I just placed an order for that sucker.  I'll buy the pins too once I figure out how they're called in Polish

UPDATE: found 'em!


----------



## djmiyta (Mar 28, 2022)

Grab a pair of needle nose pliers and any components left over leads line it up with the hole heat with iron gently twist into hole (I've pulled pads and traces off boards from either trying too many times putting something in that hole and/or applying too much heat for probably too long then and then by then I shoulda l just bend a lead scrap 'n solder in to place where a trace once was  and save myself some time  ***Side Note I've also  made a little problem  bigger by doing this (thats how a trace got trashed it got stuck and I pulled too hard)


----------



## MichaelW (Mar 28, 2022)

So I invested in one of these....and some these.

The tip is small enough to fit inside the hole and melt all the solder.
I clip the board vertically with my "helping hands" and double fist it. Put the tip in one side and as the blob comes out the other suck it with the hot desoldering tool. Do it all quickly without burning the board. (ask me how I know.....). Works like a charm.

I adopted this method for all the freaking "after the fact" mods I did with my first Paragon build hahah!


----------



## Barry (Mar 28, 2022)

MichaelW said:


> So I invested in one of these....and some these.
> 
> The tip is small enough to fit inside the hole and melt all the solder.
> I clip the board vertically with my "helping hands" and double fist it. Put the tip in one side and as the blob comes out the other suck it with the hot desoldering tool. Do it all quickly without burning the board. (ask me how I know.....).
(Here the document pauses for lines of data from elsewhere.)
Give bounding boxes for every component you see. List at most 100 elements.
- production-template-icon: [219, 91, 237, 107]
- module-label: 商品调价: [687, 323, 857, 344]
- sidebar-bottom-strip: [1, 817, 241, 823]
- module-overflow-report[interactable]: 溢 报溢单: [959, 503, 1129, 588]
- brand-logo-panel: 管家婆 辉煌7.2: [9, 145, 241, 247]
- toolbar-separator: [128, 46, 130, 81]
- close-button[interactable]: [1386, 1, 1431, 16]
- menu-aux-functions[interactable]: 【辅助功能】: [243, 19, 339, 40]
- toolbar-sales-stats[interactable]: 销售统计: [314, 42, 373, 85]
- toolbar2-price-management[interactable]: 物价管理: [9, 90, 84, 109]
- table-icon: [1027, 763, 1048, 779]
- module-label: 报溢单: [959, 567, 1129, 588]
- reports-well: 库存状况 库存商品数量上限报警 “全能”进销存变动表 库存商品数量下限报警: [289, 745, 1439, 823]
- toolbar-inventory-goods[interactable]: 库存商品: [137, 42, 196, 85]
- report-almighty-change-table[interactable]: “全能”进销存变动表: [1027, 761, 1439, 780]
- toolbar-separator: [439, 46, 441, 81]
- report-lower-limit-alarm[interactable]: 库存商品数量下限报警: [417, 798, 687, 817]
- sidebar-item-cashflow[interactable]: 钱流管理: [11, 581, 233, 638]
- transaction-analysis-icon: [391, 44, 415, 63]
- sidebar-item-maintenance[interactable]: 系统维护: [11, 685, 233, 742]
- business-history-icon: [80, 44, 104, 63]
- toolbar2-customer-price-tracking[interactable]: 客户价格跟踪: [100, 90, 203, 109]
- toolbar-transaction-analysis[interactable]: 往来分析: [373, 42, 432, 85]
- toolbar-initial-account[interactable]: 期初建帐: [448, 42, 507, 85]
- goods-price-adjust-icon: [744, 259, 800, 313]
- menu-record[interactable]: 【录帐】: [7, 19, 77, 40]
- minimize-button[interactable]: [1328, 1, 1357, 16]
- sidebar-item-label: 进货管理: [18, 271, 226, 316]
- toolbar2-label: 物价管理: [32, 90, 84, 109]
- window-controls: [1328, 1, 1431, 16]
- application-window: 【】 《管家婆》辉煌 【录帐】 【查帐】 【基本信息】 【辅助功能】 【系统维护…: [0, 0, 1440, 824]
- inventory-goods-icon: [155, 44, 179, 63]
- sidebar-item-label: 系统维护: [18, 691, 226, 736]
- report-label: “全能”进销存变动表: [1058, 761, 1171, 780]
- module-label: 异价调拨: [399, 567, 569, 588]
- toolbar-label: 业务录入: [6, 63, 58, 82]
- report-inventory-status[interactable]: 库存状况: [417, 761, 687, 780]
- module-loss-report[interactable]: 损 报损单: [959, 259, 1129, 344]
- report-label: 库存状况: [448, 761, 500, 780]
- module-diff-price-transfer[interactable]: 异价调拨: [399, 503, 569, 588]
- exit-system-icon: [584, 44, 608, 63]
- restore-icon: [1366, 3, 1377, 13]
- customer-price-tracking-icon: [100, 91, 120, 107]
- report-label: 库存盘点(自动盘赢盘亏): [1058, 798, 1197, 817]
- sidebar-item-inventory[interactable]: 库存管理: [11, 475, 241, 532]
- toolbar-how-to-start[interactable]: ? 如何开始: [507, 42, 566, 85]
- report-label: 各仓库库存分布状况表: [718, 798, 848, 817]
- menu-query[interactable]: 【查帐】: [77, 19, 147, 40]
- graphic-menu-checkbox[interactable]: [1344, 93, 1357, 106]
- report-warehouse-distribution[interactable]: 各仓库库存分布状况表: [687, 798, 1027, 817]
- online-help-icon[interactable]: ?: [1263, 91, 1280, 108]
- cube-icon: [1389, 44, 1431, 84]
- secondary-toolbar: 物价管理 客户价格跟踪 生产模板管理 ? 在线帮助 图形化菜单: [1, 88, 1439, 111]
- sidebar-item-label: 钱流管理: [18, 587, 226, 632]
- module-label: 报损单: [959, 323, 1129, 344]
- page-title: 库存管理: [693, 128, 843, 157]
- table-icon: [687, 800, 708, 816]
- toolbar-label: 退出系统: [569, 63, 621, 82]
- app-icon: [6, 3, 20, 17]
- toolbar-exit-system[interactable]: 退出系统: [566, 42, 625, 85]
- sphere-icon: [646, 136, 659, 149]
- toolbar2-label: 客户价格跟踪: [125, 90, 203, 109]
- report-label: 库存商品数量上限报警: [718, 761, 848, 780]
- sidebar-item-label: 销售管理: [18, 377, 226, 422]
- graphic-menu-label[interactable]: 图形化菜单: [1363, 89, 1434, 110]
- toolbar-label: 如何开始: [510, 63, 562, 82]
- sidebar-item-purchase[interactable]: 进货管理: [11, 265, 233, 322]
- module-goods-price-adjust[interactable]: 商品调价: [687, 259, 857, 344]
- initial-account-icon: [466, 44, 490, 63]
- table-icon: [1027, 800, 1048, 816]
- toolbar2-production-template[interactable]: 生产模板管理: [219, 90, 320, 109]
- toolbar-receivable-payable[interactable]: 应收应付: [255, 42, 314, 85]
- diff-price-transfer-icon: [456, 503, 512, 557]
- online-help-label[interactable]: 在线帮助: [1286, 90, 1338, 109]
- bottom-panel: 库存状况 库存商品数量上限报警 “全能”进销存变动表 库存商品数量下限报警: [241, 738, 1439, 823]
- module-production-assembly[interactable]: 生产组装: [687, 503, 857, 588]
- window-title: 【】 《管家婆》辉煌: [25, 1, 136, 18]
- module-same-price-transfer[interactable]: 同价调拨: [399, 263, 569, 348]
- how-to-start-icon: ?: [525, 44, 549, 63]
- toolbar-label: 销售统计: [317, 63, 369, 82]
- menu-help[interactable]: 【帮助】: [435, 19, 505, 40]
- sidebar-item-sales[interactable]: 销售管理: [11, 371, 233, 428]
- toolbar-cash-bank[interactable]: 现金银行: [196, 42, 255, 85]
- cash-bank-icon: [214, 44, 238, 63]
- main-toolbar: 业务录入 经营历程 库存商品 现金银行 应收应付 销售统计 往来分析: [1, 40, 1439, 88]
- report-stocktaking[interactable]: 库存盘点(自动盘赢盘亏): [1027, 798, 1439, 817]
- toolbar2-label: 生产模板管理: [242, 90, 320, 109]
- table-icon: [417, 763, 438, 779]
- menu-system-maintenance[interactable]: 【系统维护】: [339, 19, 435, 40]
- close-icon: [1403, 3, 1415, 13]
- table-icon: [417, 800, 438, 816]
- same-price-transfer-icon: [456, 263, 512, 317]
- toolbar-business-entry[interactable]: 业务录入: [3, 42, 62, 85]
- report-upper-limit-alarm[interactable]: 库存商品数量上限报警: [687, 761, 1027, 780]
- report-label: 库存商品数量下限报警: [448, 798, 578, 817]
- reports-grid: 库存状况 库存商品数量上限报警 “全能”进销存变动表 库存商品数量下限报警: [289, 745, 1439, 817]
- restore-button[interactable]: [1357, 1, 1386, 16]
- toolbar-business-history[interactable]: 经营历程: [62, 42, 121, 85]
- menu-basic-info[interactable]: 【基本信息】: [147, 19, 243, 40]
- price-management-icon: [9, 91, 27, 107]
Works like a charm.
> ...


I bought one of these years ago when I was modding a lot of pedals



			https://www.amazon.com/Hakko-FR-301-Desoldering-Tool/dp/B07BKSLLG9


----------



## MichaelW (Mar 28, 2022)

Barry said:


> I bought one of these years ago when I was modding a lot of pedals
> 
> 
> 
> https://www.amazon.com/Hakko-FR-301-Desoldering-Tool/dp/B07BKSLLG9



That thing looks awesome! Kinda hard to justify for the occasional re-work though. There's couple of other similar ones from Yihua. (I have a Yihua Digital soldering station that's been rock solid). 

I've learned to "socket anything that I might have an inkling to change" and avoid this all together haha.


----------